Yerel edebiyat, küresel edebiyatı, dünyanın kıtaları, kıtaların ülkeleri içinde taşıdığı gibi taşır. Yerel edebiyat küresel edebiyatın habercisidir. Edebiyatın ayna tuttuğu sorunlar, ister yerel ister küresel eksende ele alınsın, bütün insanlığın sorunlarıdır. Yerel edebiyatı küresel edebiyata dönüştürenlerin, Necip Fazıl’ın vurguladığı gibi: “Dudakları ölümsüzlük şarkısında” ve “İmzaları mavera yurdu haritasında”dır. Onlar, insanlığın akıl dünyasına, gönül dünyasının ışığını taşırlar. Ve dünyanın neresinde olurlarsa olsunlar, edebiyatcılar doğruyu arayan doğruluk avcılarıdır.

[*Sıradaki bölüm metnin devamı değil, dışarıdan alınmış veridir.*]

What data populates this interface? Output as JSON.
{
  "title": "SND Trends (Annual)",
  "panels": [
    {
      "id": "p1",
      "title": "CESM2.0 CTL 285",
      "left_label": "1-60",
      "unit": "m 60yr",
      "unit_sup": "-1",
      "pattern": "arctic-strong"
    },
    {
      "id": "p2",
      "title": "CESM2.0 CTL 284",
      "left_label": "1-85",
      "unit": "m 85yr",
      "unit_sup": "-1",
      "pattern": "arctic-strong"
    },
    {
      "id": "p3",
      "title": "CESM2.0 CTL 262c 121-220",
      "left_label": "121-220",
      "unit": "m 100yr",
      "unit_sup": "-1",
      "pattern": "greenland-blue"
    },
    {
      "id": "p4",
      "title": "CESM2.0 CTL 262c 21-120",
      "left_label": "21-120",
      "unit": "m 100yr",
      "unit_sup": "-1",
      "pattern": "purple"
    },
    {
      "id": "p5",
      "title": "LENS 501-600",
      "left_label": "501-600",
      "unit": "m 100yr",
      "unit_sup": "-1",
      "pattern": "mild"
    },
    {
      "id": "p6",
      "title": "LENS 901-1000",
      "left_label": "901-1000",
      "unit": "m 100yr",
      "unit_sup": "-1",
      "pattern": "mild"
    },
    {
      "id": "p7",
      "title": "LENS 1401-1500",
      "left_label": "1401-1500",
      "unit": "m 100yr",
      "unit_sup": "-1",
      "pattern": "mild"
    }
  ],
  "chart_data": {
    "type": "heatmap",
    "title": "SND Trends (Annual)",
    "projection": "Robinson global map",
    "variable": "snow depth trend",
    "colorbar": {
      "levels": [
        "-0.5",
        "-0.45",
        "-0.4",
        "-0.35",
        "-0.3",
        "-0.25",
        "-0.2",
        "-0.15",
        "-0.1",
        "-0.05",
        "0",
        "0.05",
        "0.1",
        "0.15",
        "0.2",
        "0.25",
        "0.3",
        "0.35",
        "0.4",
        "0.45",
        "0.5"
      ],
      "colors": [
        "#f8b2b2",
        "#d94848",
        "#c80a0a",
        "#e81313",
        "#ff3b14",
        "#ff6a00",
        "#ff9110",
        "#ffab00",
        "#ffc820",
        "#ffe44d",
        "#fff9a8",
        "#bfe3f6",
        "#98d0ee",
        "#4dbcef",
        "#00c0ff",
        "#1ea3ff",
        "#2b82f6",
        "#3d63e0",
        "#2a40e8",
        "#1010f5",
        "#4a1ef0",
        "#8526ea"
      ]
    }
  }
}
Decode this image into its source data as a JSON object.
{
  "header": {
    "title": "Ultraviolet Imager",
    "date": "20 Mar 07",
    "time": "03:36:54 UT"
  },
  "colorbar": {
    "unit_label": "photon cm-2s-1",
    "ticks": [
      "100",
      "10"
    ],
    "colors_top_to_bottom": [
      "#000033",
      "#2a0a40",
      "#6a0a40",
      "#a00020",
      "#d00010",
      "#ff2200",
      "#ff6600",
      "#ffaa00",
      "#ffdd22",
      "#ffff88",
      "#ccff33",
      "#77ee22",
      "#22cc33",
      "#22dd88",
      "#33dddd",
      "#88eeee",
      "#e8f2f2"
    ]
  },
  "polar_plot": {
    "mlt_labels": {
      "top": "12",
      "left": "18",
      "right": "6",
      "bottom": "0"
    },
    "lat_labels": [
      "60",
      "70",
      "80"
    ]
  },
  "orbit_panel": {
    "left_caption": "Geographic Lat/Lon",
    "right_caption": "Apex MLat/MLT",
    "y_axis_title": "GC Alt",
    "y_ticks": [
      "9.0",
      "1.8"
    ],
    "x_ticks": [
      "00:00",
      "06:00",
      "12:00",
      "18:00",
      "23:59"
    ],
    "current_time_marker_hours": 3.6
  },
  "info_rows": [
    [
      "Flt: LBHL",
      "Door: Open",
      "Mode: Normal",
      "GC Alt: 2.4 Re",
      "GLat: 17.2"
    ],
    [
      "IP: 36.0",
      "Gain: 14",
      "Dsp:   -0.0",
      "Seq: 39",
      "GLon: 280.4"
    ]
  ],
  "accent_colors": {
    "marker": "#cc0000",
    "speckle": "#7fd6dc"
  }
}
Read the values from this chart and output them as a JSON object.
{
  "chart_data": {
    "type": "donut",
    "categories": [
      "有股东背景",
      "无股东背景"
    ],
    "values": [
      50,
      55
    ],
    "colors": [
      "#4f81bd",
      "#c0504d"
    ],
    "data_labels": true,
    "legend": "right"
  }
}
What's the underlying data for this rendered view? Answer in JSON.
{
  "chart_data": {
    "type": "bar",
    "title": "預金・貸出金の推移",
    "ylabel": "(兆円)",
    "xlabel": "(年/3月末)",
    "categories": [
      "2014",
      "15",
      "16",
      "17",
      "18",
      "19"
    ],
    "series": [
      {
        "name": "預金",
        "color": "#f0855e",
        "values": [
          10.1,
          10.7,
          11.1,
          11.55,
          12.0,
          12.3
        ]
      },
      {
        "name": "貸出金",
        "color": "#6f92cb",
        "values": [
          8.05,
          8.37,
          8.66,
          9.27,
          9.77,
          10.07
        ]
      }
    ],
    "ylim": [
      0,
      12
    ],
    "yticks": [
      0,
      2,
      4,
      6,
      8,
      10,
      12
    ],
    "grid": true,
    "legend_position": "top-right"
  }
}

Edebiyatın özelde ya da genelde seslendiği insan, küçük bir dünya değildir, her insanda büyük bir dünya gizlidir. Yerel edebiyatı küresel edebiyatla bütünleştiren edebiyat, uçlarda dolaşan edebiyat değil, iki uca birden dokunarak, altın oranda harmanlamasını bilen edebiyattır. Onlar dünyada arayış içinde olan insanların hem akıllarına, hem de gönüllerine seslenirler. Onların ölümsüz eserlerinde, insanların akılları görünmez, akıllarının gölgeleri okunur, insanların gönülleri okunmaz gönüllerinin sesleri duyulur.
Yirmibirinci yüzyılda insan bir yandan yabancılaşırken, bir yandan yalnızlaşmaktadır. Yabancılaşmanın ve yalnızlaşmanın üstesinden gelecek, edebiyattan daha etkili bir güç yoktur.
Farklılıklar arasındaki benzerlikleri, benzerlikler arasındaki farklılıkları, yerelde küreseli, küreselde yereli gören, edebiyatçılar yakalar.
Gerçeği arayan edebiyatçılar ne Doğuludur, ne Batılıdır, nerede yaşarsa yaşasınlar, gerçeği arayanların vatanları dünyadır.
Dünya bütün insanların, bir gün yitirdikleri vatana dönecekleri, sürgündeki vatanlarıdır.